"Cette loi est essentielle. Elle en appelle à un changement significatif. Arrêtez de prétendre que, selon ce que nous faisons, nous pourrions à tout moment 'provoquer' une agression". Ces mots puissants sont ceux de la politicienne espagnole Ione Belarra. Membre du parti Podemos, cette activiste des droits de l'Homme salue la nouvelle initiative du gouvernement national : faire adopter un projet de loi contre les viols prenant au compte l'obligation d'un consentement explicite.
En portant cette loi dite "de la liberté sexuelle" sur ses épaules jusqu'au Parlement, la ministre de l'Egalité Irene Montero désire que les femmes abusées soient davantage considérées et que leurs agresseurs ne restent pas impunis. Et pour ce faire, cette militante féministe souhaite remettre le consentement au coeur même de la législation espagnole. "Tout ce qui n'implique pas un consentement explicite de la part de la femme, sera désormais considéré comme une agression sexuelle", explique en ce sens le ministère de l'Egalité.

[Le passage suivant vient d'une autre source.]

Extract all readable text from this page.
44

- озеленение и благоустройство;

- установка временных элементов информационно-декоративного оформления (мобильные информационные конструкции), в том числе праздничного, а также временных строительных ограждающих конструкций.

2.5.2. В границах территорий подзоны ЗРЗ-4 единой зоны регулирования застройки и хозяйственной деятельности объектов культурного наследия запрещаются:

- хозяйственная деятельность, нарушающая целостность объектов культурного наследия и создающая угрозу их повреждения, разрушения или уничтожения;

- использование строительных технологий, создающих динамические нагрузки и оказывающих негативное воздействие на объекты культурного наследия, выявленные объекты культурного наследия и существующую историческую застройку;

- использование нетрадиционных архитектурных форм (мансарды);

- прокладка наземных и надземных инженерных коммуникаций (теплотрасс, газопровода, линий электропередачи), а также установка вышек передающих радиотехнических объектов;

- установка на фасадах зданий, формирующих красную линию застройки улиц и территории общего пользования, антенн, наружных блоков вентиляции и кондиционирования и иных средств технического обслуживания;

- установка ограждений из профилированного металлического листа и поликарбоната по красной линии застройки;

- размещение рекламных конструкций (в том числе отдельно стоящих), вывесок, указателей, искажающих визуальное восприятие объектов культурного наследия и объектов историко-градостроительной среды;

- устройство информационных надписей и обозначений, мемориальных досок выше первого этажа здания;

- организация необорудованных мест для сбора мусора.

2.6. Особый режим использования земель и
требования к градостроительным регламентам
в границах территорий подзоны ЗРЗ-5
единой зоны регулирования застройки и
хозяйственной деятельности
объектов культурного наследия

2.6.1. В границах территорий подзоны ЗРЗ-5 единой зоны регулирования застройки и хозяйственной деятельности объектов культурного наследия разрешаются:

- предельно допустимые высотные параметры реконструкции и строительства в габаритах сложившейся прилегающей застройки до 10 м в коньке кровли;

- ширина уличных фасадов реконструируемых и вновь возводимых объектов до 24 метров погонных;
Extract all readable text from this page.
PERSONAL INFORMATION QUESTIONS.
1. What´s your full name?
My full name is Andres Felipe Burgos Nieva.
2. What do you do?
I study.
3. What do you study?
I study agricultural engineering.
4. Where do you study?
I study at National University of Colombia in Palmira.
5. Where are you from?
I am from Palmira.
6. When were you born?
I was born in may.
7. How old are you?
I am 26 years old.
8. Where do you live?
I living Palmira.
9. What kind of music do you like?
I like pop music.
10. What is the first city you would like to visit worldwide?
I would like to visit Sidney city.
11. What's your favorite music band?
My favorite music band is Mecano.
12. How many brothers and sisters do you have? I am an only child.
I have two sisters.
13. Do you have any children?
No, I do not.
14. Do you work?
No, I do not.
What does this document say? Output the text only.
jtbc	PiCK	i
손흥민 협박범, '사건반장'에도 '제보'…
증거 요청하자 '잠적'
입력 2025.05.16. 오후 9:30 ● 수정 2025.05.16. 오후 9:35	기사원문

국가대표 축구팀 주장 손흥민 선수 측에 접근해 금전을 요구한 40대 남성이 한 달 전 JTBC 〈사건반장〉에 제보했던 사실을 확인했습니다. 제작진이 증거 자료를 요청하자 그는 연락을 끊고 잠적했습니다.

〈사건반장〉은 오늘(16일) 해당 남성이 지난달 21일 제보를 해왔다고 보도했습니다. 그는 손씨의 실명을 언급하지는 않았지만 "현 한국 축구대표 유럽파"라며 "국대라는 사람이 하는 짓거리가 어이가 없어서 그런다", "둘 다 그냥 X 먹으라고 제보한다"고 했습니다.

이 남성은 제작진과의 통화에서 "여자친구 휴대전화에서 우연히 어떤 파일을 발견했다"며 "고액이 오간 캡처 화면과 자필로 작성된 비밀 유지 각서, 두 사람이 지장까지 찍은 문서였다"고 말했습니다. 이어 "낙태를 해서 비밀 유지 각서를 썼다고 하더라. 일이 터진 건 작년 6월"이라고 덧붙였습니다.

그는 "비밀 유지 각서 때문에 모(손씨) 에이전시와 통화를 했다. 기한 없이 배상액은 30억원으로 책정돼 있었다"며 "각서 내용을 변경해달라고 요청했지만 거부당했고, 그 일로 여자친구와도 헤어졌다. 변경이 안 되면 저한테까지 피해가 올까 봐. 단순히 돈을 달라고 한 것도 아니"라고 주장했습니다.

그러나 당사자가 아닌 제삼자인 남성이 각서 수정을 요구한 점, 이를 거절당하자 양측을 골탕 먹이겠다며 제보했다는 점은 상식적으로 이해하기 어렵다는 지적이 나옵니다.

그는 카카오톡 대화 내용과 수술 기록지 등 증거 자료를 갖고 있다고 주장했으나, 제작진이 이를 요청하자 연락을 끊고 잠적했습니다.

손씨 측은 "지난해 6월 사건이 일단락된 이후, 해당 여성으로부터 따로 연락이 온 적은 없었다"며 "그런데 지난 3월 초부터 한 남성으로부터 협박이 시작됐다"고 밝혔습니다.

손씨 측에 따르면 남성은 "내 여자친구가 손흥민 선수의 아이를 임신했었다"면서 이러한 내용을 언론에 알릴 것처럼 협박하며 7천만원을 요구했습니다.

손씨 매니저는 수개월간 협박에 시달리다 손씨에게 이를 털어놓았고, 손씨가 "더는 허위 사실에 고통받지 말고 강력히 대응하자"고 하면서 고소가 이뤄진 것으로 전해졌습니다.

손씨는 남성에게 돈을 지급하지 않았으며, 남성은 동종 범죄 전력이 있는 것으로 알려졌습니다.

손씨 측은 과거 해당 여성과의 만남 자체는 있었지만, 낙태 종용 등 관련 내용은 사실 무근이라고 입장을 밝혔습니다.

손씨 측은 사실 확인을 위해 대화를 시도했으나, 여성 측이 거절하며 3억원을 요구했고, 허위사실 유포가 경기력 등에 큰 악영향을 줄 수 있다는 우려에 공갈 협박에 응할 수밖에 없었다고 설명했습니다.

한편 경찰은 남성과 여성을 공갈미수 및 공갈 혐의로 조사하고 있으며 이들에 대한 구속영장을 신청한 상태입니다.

Pour Montero, il est important d'en finir avec une certaine "culture du viol" qui imprègne encore trop le paysage judiciaire. Qu'importe l'attitude ou la tenue vestimentaire de la victime : "Seul un oui est un oui", affirme-t-elle. Elle l'énonce d'ailleurs sur Twitter : "RIEN ne justifie ou atténue une agression sexuelle". Avec ce projet de loi, ajoute-t-elle encore, son Ministère "oeuvre pour faire de l'Espagne un pays exempt de violences sexistes". Exemplaire ?
"Le but de cette loi est d'éradiquer les violences sexuelles", énonce Irene Montero. On ne peut guère être plus claire. Plus qu'une amélioration du traitement des victimes, la ministre envisage ce projet comme une vaste campagne de sensibilisation au consentement et aux agressions sexuelles, dont l'objectif serait à la fois "social, juridique et législatif". Et cette ambition n'éclot pas de rien. Le gouvernement, tout comme le peuple, a encore à l'esprit les tragédies qui ont secoué le pays, et notamment l'affaire de "la Meute".
En juillet 2016, lors des célébrations de la San Fermin, cinq hommes avaient violé à tour de rôle une jeune fille de 18 ans. Tout en filmant cet acte collectif. Une barbarie atroce qui avait suscité de grandes manifestations féministes. Pas simplement à cause de la cruauté de la chose, mais du premier verdict apposé par la Justice : condamner ces hommes non pas pour "viol en réunion" mais pour "abus sexuels". Et si, après plusieurs passages au tribunal, les criminels ont finalement été condamnés à quinze ans de prison "pour viol" par la Cour suprême espagnole (c'était en juin dernier), la colère, l'incompréhension et l'indignation, elles, sont encore là.
C'est pour cela que la secrétaire d'État à l'égalité Noelia Vera insiste sur "l'importance de ce que nous construisons [avec cette loi]", et notamment celle d'appeler un viol, un viol, et un violeur un violeur. Il n'y a pas "d'abus", mais des agressions. Grâce à cette prise en compte du consentement qui règle son pas sur celui des grandes révolutions féministes actuelles, ajoute la députée et journaliste féministe, "ce pays sera un meilleur endroit pour les femmes". Plus que cela, la militante souhaite que l'Espagne donne l'exemple à ses voisins. "Le monde nous regarde", ajoute-t-elle à juste titre, à quelques jours de la Journée des droits des femmes.
"L'idée n'est plus de prouver la soumission de la victime, mais le consentement, et tout ce qui n'implique pas un consentement explicite de la part de la femme est considéré comme une agression sexuelle, éliminant également la différence entre abus et agression sexuelle", explique Irene Montero, avant de l'affirmer d'une voix limpide : avec cette loi, l'Espagne deviendra "un pays plus sûr et plus libre". Une conviction intime et politique.